The second anniversary of Willow Molina’s death may occur before her case is finally resolved.
Two-year-old Willow’s disappearance from her Hornbeck home was reported by her mother on May 5, 2016. Her body was found in a desolate part of Beauregard Parish on May 6. A coroner’s report concluded she had died on May 4, the day before she was reported missing.
Investigators have not revealed the coroner’s conclusion regarding the cause of Willow’s death. Nor have they indicated whether the toddler was alive or dead when left in the woods.
The glare of suspicion immediately fell on Willow’s baby sitter, Rodney D. Bailey, Jr., the last person publicly known to have been seen with the child.
In the 18 months since the disappearance both the mother, Vanessa Renteria-Molina, and Bailey have been charged with crimes, though neither has been charged with her death.
Mom pleaded guilty to possession of meth and got probation and a fine. She also pleaded guilty to misdemeanor child desertion, with the sentence deferred.
Bailey, serving time on felony charges from a Beauregard Parish case, was supposed to go to trial this month on charges of second-degree cruelty to a juvenile and obstruction of justice.
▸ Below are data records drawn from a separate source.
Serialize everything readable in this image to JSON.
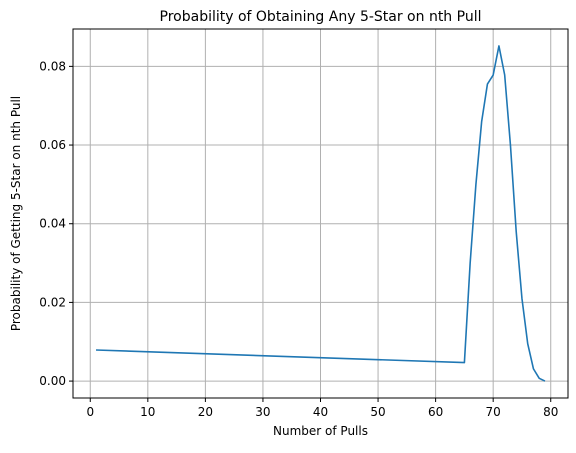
{
  "chart_data": {
    "type": "line",
    "title": "Probability of Obtaining Any 5-Star on nth Pull",
    "xlabel": "Number of Pulls",
    "ylabel": "Probability of Getting 5-Star on nth Pull",
    "xlim": [
      -3,
      83
    ],
    "ylim": [
      -0.0043,
      0.0895
    ],
    "xticks": [
      0,
      10,
      20,
      30,
      40,
      50,
      60,
      70,
      80
    ],
    "xtick_labels": [
      "0",
      "10",
      "20",
      "30",
      "40",
      "50",
      "60",
      "70",
      "80"
    ],
    "yticks": [
      0.0,
      0.02,
      0.04,
      0.06,
      0.08
    ],
    "ytick_labels": [
      "0.00",
      "0.02",
      "0.04",
      "0.06",
      "0.08"
    ],
    "grid": true,
    "series": [
      {
        "color": "#1f77b4",
        "x": [
          1,
          65,
          66,
          67,
          68,
          69,
          70,
          71,
          72,
          73,
          74,
          75,
          76,
          77,
          78,
          79
        ],
        "y": [
          0.0079,
          0.0047,
          0.03,
          0.05,
          0.066,
          0.0755,
          0.0778,
          0.0852,
          0.0778,
          0.06,
          0.038,
          0.021,
          0.0095,
          0.0031,
          0.0007,
          0.0
        ]
      }
    ]
  }
}
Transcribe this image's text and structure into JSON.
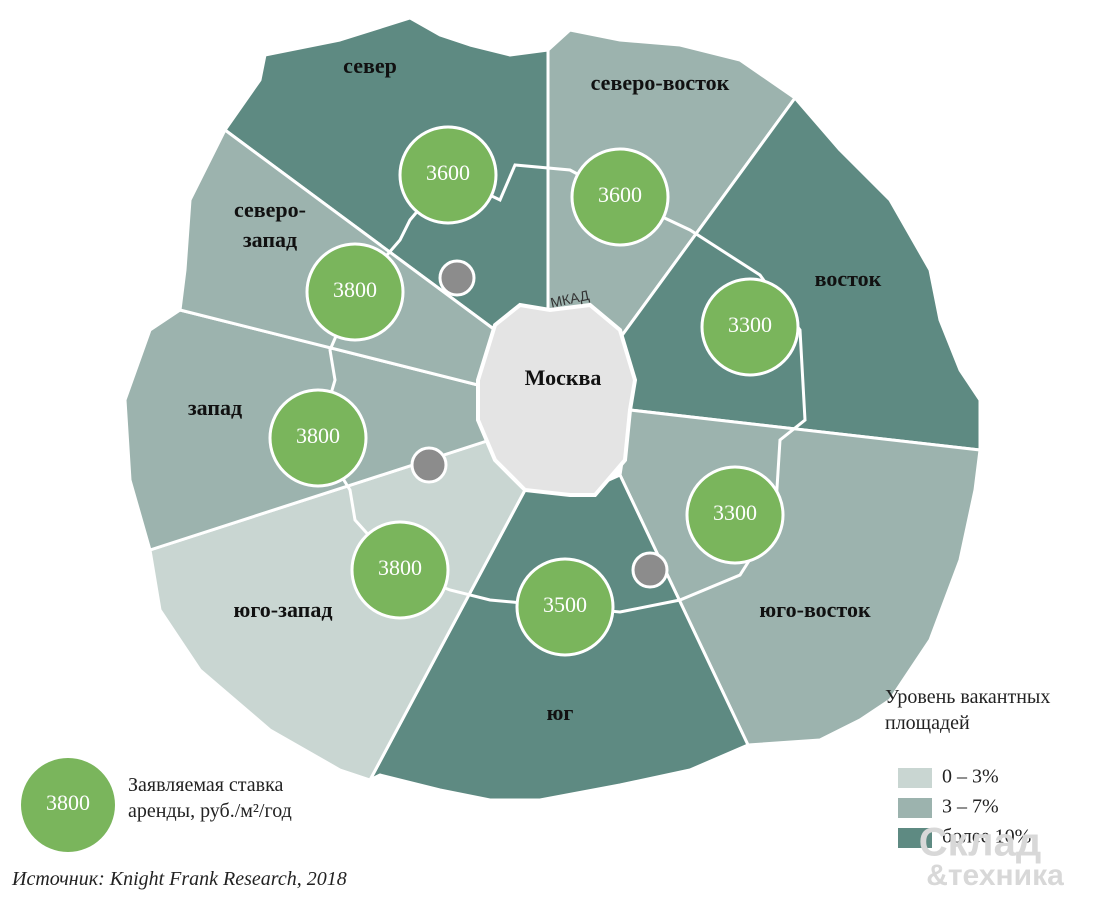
{
  "map": {
    "center_label": "Москва",
    "ring_label": "МКАД",
    "regions": [
      {
        "name": "север",
        "rate": "3600",
        "color": "#5e8a82"
      },
      {
        "name": "северо-восток",
        "rate": "3600",
        "color": "#9cb3ae"
      },
      {
        "name": "восток",
        "rate": "3300",
        "color": "#5e8a82"
      },
      {
        "name": "юго-восток",
        "rate": "3300",
        "color": "#9cb3ae"
      },
      {
        "name": "юг",
        "rate": "3500",
        "color": "#5e8a82"
      },
      {
        "name": "юго-запад",
        "rate": "3800",
        "color": "#c9d6d2"
      },
      {
        "name": "запад",
        "rate": "3800",
        "color": "#9cb3ae"
      },
      {
        "name": "северо-запад",
        "rate": "3800",
        "color": "#9cb3ae"
      }
    ],
    "rate_legend": {
      "sample": "3800",
      "text": "Заявляемая ставка аренды, руб./м²/год"
    },
    "level_legend": {
      "title": "Уровень вакантных площадей",
      "items": [
        {
          "label": "0 – 3%",
          "color": "#c9d6d2"
        },
        {
          "label": "3 – 7%",
          "color": "#9cb3ae"
        },
        {
          "label": "более 10%",
          "color": "#5e8a82"
        }
      ]
    },
    "source": "Источник: Knight Frank Research, 2018",
    "watermark": [
      "Склад",
      "&техника"
    ]
  }
}
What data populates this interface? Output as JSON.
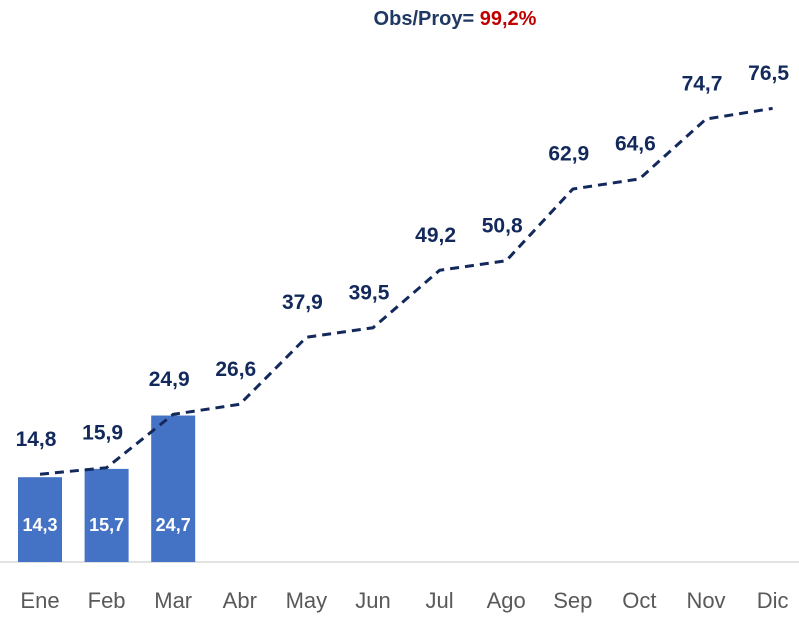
{
  "chart_data": {
    "type": "combo",
    "title": "Obs/Proy=",
    "annotation": "99,2%",
    "title_color": "#1f3864",
    "annotation_color": "#c00000",
    "categories": [
      "Ene",
      "Feb",
      "Mar",
      "Abr",
      "May",
      "Jun",
      "Jul",
      "Ago",
      "Sep",
      "Oct",
      "Nov",
      "Dic"
    ],
    "series": [
      {
        "type": "bar",
        "color": "#4472c4",
        "values": [
          14.3,
          15.7,
          24.7,
          null,
          null,
          null,
          null,
          null,
          null,
          null,
          null,
          null
        ],
        "value_labels": [
          "14,3",
          "15,7",
          "24,7",
          null,
          null,
          null,
          null,
          null,
          null,
          null,
          null,
          null
        ]
      },
      {
        "type": "line",
        "color": "#13295c",
        "dashed": true,
        "values": [
          14.8,
          15.9,
          24.9,
          26.6,
          37.9,
          39.5,
          49.2,
          50.8,
          62.9,
          64.6,
          74.7,
          76.5
        ],
        "value_labels": [
          "14,8",
          "15,9",
          "24,9",
          "26,6",
          "37,9",
          "39,5",
          "49,2",
          "50,8",
          "62,9",
          "64,6",
          "74,7",
          "76,5"
        ]
      }
    ]
  }
}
Both charges carry a maximum sentence of 40 years each.
But, according to District Attorney Asa Skinner, that trial date has been continued. He said Bailey has changed lawyers and the new counsel has requested and been granted time to get up to speed on the case.
Rotations in the criminal docket in 30th Judicial District Court put judges on the criminal bench every three months. Judge Vernon Clark was scheduled to try the case this month. His division will not be back on the criminal side until March.
But Clark will not be there. He retires at the end of this month, turning the division bench over to Tony Bennett, elected in a special vote in October.
It’s possible, perhaps likely, that Bennett will not hear the case, though judicial propriety prevents Skinner from commenting on such matters.
Bennett is an assistant district attorney, on the prosecuting staff as Willow’s case developed. It’s not much of a stretch to anticipate a defense motion to keep him from hearing the matter, or a preemptory decision by Skinner to ask the Louisiana Supreme Court to appoint a visiting judge.
That’s all speculation at this point, but within the realm of probability.